TMK 950’de yer verilen düzenleme uyarınca hapis hakkının varlığından söz edilebilmesi için niteliği gereği hapis hakkının konusunun eşyanın alacakla bağlantısının bulunması gerekmektedir. Eşyayla alacak arasındaki bu bağlantının alacağın bu eşya nedeniyle ortaya çıkması, diğer bir anlatımla alacağın bu eşya sebebiyle doğmasını ifade eder. Eşyayla alacak arasındaki bağlantının kendiliğinden ortaya çıktığı ve tarafların böyle bir bağlantının olduğuna ilişkin ayrıca anlaşmaları ya da bu konuda tek taraflı beyanlarının gerekmediği görülür.
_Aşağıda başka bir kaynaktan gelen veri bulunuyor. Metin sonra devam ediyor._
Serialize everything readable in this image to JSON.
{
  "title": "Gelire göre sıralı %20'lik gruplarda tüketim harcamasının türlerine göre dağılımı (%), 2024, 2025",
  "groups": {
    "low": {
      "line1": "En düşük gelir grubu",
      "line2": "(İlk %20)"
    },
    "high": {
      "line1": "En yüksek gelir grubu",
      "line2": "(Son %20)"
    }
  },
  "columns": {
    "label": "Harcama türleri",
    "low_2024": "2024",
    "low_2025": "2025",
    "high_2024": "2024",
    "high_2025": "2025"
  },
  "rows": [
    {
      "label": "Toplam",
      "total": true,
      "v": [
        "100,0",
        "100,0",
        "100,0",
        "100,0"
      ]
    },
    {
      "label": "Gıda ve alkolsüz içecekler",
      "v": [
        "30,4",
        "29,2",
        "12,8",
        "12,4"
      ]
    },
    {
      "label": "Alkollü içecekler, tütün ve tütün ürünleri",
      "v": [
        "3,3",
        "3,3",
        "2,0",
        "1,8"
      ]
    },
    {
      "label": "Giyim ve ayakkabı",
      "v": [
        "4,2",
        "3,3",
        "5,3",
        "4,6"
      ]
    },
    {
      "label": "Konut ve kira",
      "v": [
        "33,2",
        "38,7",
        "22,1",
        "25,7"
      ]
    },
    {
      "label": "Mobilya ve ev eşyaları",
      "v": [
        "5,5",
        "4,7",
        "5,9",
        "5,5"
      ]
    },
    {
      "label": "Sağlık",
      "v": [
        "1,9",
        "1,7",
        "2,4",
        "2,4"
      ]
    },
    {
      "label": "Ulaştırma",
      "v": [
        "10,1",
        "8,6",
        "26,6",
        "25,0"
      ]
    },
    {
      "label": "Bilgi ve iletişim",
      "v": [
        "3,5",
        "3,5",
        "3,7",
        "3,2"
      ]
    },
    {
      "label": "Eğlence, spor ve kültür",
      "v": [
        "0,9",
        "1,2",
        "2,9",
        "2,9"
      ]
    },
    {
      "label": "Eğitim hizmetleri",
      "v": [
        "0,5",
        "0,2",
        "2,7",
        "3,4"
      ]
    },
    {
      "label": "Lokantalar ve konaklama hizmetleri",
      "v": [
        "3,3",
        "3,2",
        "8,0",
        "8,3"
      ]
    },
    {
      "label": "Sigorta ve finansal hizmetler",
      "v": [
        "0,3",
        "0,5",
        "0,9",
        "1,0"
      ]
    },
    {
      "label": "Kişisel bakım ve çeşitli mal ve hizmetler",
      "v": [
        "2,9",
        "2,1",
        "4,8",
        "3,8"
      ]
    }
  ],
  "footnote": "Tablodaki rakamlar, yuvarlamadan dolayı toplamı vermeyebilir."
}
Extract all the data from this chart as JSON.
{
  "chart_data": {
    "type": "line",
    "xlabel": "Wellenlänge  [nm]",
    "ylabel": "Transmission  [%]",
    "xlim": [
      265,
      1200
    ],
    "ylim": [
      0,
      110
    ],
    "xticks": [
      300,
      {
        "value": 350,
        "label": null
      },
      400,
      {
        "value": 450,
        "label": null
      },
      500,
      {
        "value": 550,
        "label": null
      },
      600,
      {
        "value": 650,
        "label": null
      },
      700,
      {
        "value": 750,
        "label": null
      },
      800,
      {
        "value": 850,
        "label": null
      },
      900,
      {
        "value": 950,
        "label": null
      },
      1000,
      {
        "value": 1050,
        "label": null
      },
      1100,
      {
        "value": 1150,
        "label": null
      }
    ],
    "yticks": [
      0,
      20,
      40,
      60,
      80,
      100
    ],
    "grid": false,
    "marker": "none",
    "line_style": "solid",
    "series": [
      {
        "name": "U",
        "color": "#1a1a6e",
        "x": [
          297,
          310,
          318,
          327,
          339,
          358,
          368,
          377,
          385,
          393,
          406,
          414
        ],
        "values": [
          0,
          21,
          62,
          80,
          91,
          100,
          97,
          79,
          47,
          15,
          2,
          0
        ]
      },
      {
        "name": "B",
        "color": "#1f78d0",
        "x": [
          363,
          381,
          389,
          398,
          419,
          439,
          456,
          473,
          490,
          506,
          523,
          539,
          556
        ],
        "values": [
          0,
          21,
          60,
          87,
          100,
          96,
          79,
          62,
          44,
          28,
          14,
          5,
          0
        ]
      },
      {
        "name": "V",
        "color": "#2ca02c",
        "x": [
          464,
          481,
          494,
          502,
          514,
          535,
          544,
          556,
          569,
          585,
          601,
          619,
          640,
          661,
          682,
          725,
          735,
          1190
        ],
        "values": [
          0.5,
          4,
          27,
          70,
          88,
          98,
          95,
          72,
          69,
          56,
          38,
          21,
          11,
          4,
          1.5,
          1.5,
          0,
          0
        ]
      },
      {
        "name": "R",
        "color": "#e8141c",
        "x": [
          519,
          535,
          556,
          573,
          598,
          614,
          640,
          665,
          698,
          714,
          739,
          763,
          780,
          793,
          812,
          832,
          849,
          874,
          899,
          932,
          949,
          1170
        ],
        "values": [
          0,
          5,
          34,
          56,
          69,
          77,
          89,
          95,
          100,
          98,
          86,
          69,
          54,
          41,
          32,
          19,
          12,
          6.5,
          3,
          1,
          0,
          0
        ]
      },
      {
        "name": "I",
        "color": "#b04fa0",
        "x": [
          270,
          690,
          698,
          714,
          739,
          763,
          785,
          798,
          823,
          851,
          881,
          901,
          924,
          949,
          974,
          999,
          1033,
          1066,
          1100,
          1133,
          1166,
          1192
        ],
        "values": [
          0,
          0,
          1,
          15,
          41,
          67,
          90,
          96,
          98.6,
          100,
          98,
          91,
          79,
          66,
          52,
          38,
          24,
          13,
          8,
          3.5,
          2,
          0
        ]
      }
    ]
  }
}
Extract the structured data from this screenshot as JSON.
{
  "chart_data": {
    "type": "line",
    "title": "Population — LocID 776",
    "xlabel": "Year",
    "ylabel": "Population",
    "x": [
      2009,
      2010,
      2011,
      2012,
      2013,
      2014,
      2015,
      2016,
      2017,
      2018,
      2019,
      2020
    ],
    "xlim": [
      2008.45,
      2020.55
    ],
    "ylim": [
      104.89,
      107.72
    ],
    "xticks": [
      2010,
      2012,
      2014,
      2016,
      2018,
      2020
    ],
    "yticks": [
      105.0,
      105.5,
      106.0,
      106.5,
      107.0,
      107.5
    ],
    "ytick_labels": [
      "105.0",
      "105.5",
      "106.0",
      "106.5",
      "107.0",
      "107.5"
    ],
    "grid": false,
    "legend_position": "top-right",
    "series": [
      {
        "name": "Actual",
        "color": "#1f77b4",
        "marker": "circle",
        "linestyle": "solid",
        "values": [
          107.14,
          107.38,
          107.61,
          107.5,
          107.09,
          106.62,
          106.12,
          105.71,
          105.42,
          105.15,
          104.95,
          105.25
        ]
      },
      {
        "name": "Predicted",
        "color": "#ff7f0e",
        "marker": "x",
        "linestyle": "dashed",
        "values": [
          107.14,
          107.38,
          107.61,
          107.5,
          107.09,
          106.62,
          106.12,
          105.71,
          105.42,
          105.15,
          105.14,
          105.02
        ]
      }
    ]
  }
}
Eşyayla alacak arasındaki bağlantının tarafların rızasına bağlı olmadan ortaya çıkması ve eşyaya alacak arasındaki bağlantının olmaması halinde eksikliğin taraflarca aralarında akdedilmesi halinde doldurulması söz konusu olamaz[33].

Tarafların kural olarak belli bir alacak bakımından eşyaların hapsedileceğine ilişkin anlaşmaya vararak hapis hakkını tesis etmeleri mümkün değildir. Eşyayla alacak arasındaki ilişkiden dolayı eşya ve alacak arasında bağlantının bulunduğunu söylemek mümkündür. Alacaklının eşya nedeniyle alacağının ödenmeksizin karşılaştığı zararların giderilmeksizin eşyanın sahibine iade edilmesi dürüstlük kuralarına aykırı bulunduğu hallerde eşyayla alacak arasında sıkı bir ilişkinin olduğunu söylemek mümkündür. Her somut olayda kendi özellikleri uyarınca dürüstlük kuralı ve eşyayla alacak arasındaki ekonomik ilişkinin dikkate alınarak tespit edilmesi gerekir[34].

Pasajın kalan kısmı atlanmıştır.